Da sonach S seine Unterhaltspflicht durch den Betreuungsunterhalt erfüllt hat, kann der Kinderfreibetrag nicht nach § 32 Abs. 6 Satz 6 Alt. 1 EStG auf M übertragen werden. Denn diese Alternative betrifft den Fall, dass der andere Elternteil seiner Unterhaltspflicht nicht nachkommt. Die Übertragung scheidet auch nach der zweiten Alternative des § 32 Abs. 6 Satz 6 EStG aus. Die Regelung soll für den Fall, dass der andere Elternteil mangels Leistungsfähigkeit nicht unterhaltspflichtig ist, die Übertragung des Kinderfreibetrags ermöglichen, um den Elternteil, der gezwungenermaßen allein für den Unterhalt aufkommt, auch allein zu entlasten. S schuldete jedoch Unterhalt, den er durch Betreuung leistete. M ist somit nicht allein für den Unterhalt des Kindes aufgekommen. Allein deshalb, weil S für sich und J SGB II-Leistungen bezog, folgt daher kein Anspruch auf Übertragung des Kinderfreibetrags.
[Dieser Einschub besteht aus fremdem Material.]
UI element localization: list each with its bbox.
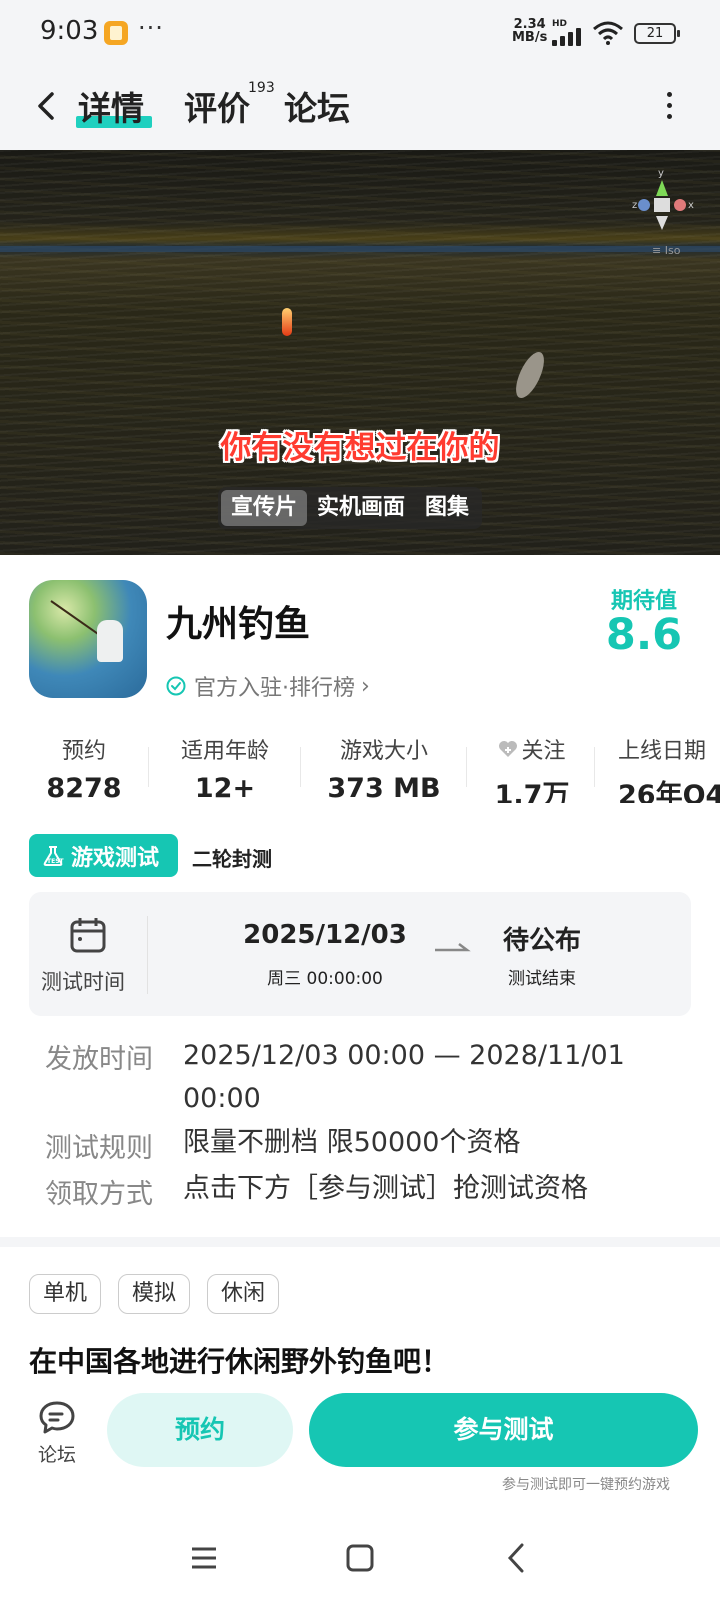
game-title: 九州钓鱼 bbox=[166, 604, 311, 645]
stat-value: 8278 bbox=[46, 773, 122, 803]
svg-text:TEST: TEST bbox=[47, 858, 65, 865]
video-subtitle: 你有没有想过在你的 bbox=[220, 430, 500, 466]
section-divider bbox=[0, 1237, 720, 1247]
media-switcher: 宣传片 实机画面 图集 bbox=[218, 487, 483, 529]
status-time: 9:03 bbox=[40, 16, 99, 46]
fish-shape bbox=[510, 348, 550, 402]
tag-casual[interactable]: 休闲 bbox=[207, 1274, 280, 1314]
forum-label: 论坛 bbox=[37, 1444, 76, 1466]
home-icon[interactable] bbox=[346, 1544, 374, 1572]
stat-label: 关注 bbox=[521, 739, 566, 764]
join-test-button[interactable]: 参与测试 bbox=[309, 1393, 698, 1467]
stat-label: 游戏大小 bbox=[339, 739, 428, 764]
test-end-label: 测试结束 bbox=[508, 969, 576, 989]
network-speed-unit: MB/s bbox=[512, 30, 548, 45]
review-count: 193 bbox=[248, 80, 275, 96]
tab-forum[interactable]: 论坛 bbox=[284, 82, 350, 130]
expectation-score: 8.6 bbox=[605, 610, 683, 660]
iso-label: ≡ Iso bbox=[652, 244, 681, 257]
stat-release-date: 上线日期 26年Q4 bbox=[618, 733, 720, 803]
test-round-label: 二轮封测 bbox=[192, 847, 272, 871]
tag-simulation[interactable]: 模拟 bbox=[118, 1274, 191, 1314]
info-value-distribution: 2025/12/03 00:00 — 2028/11/01 00:00 bbox=[183, 1040, 625, 1114]
network-speed: 2.34 MB/s bbox=[512, 18, 547, 44]
test-badge-label: 游戏测试 bbox=[71, 845, 160, 871]
recent-apps-icon[interactable] bbox=[190, 1546, 218, 1570]
media-tab-gallery[interactable]: 图集 bbox=[415, 490, 479, 526]
axis-gizmo-icon: y z x bbox=[632, 168, 694, 230]
stat-value: 1.7万 bbox=[494, 780, 570, 803]
stat-size: 游戏大小 373 MB bbox=[318, 733, 450, 803]
test-icon: TEST bbox=[43, 845, 65, 866]
stat-reservations: 预约 8278 bbox=[42, 733, 126, 803]
top-navigation: 详情 评价 193 论坛 bbox=[0, 66, 720, 150]
game-test-badge: TEST 游戏测试 bbox=[29, 834, 178, 877]
arrow-right-icon bbox=[435, 943, 471, 952]
media-tab-trailer[interactable]: 宣传片 bbox=[221, 490, 308, 526]
test-time-label: 测试时间 bbox=[41, 970, 125, 994]
info-value-claim: 点击下方［参与测试］抢测试资格 bbox=[183, 1173, 588, 1204]
more-options-icon[interactable] bbox=[664, 92, 674, 122]
stats-row: 预约 8278 适用年龄 12+ 游戏大小 373 MB 关注 1.7万 上线日… bbox=[0, 733, 720, 803]
status-bar: 9:03 ··· 2.34 MB/s HD 21 bbox=[0, 0, 720, 66]
stat-age: 适用年龄 12+ bbox=[170, 733, 280, 803]
chevron-right-icon: › bbox=[361, 673, 370, 699]
tag-standalone[interactable]: 单机 bbox=[29, 1274, 102, 1314]
official-ranking-link[interactable]: 官方入驻·排行榜 › bbox=[166, 670, 370, 702]
info-label-claim: 领取方式 bbox=[45, 1179, 153, 1210]
stat-value: 26年Q4 bbox=[618, 780, 720, 803]
test-end-status: 待公布 bbox=[502, 926, 581, 956]
wifi-icon bbox=[593, 21, 623, 45]
heart-icon bbox=[499, 741, 518, 757]
signal-icon bbox=[552, 28, 586, 46]
water-horizon bbox=[0, 246, 720, 252]
info-label-rules: 测试规则 bbox=[45, 1133, 153, 1164]
game-summary: 在中国各地进行休闲野外钓鱼吧！ bbox=[29, 1345, 450, 1378]
media-tab-gameplay[interactable]: 实机画面 bbox=[307, 490, 415, 526]
join-test-hint: 参与测试即可一键预约游戏 bbox=[502, 1477, 670, 1493]
notification-app-icon bbox=[104, 21, 128, 45]
stat-label: 上线日期 bbox=[618, 739, 707, 764]
test-start-time: 周三 00:00:00 bbox=[267, 969, 383, 989]
svg-text:x: x bbox=[688, 200, 694, 211]
verified-icon bbox=[166, 676, 186, 696]
svg-text:z: z bbox=[632, 200, 637, 211]
promo-video-player[interactable]: y z x ≡ Iso 你有没有想过在你的 宣传片 实机画面 图集 bbox=[0, 150, 720, 555]
back-icon[interactable] bbox=[30, 88, 66, 124]
reserve-button[interactable]: 预约 bbox=[107, 1393, 293, 1467]
stat-value: 373 MB bbox=[327, 773, 441, 803]
info-label-distribution: 发放时间 bbox=[45, 1044, 153, 1075]
svg-text:y: y bbox=[658, 168, 664, 179]
game-icon bbox=[29, 580, 147, 698]
system-navigation-bar bbox=[0, 1520, 720, 1600]
more-notifications-icon: ··· bbox=[138, 14, 164, 42]
fishing-float bbox=[282, 308, 292, 336]
test-start-date: 2025/12/03 bbox=[243, 920, 407, 950]
system-back-icon[interactable] bbox=[504, 1542, 528, 1574]
calendar-icon bbox=[70, 918, 106, 953]
forum-button[interactable]: 论坛 bbox=[30, 1400, 84, 1467]
battery-icon: 21 bbox=[634, 23, 680, 44]
stat-label: 预约 bbox=[61, 739, 106, 764]
test-time-card: 测试时间 2025/12/03 周三 00:00:00 待公布 测试结束 bbox=[29, 892, 691, 1016]
stat-follows[interactable]: 关注 1.7万 bbox=[482, 733, 582, 803]
stat-value: 12+ bbox=[194, 773, 256, 803]
info-value-rules: 限量不删档 限50000个资格 bbox=[183, 1127, 521, 1158]
stat-label: 适用年龄 bbox=[180, 739, 269, 764]
official-ranking-label: 官方入驻·排行榜 bbox=[194, 676, 355, 701]
tab-detail[interactable]: 详情 bbox=[78, 82, 144, 130]
chat-bubble-icon bbox=[39, 1401, 75, 1434]
tab-review[interactable]: 评价 bbox=[184, 82, 250, 130]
Auch die Voraussetzungen für die Übertragung des BEA-Freibetrags liegen nicht vor. Bei minderjährigen Kindern kann nach § 32 Abs. 6 Satz 8 EStG der dem Elternteil, in dessen Wohnung das Kind nicht gemeldet ist, zustehende BEA-Freibetrag auf Antrag des anderen Elternteils auf diesen übertragen werden. Diese Voraussetzungen liegen im Streitfall nicht vor, da J nicht bei M, sondern unter der Adresse des S gemeldet war.
Hinweis
Mit der Änderung des Satzes 6 des § 32 Abs. 6 EStG ab 2012 hat der Gesetzgeber berücksichtigt, das nach der früheren Rechtslage eine Übertragung des Kinderfreibetrags des einen Elternteils nicht in Betracht kam, wenn dieser Elternteil mangels Leistungsfähigkeit nicht unterhaltspflichtig war. Die Neufassung des Satzes 6 entspricht dem Gebot der Besteuerung nach der Leistungsfähigkeit. Nicht unterhaltspflichtig ist, wer nicht über die entsprechenden Mittel verfügt. In dieser Situation ist es sachgerecht, die Übertragung des Kinderfreibetrags zu ermöglichen, um den anderen Elternteil, der allein den Unterhalt trägt, zu entlasten. Dieser Fall liegt hier jedoch nicht vor, da S Betreuungsunterhalt leistete. Der BFH sieht dieses Ergebnis als den verfassungsrechtlichen Vorgaben entsprechend an.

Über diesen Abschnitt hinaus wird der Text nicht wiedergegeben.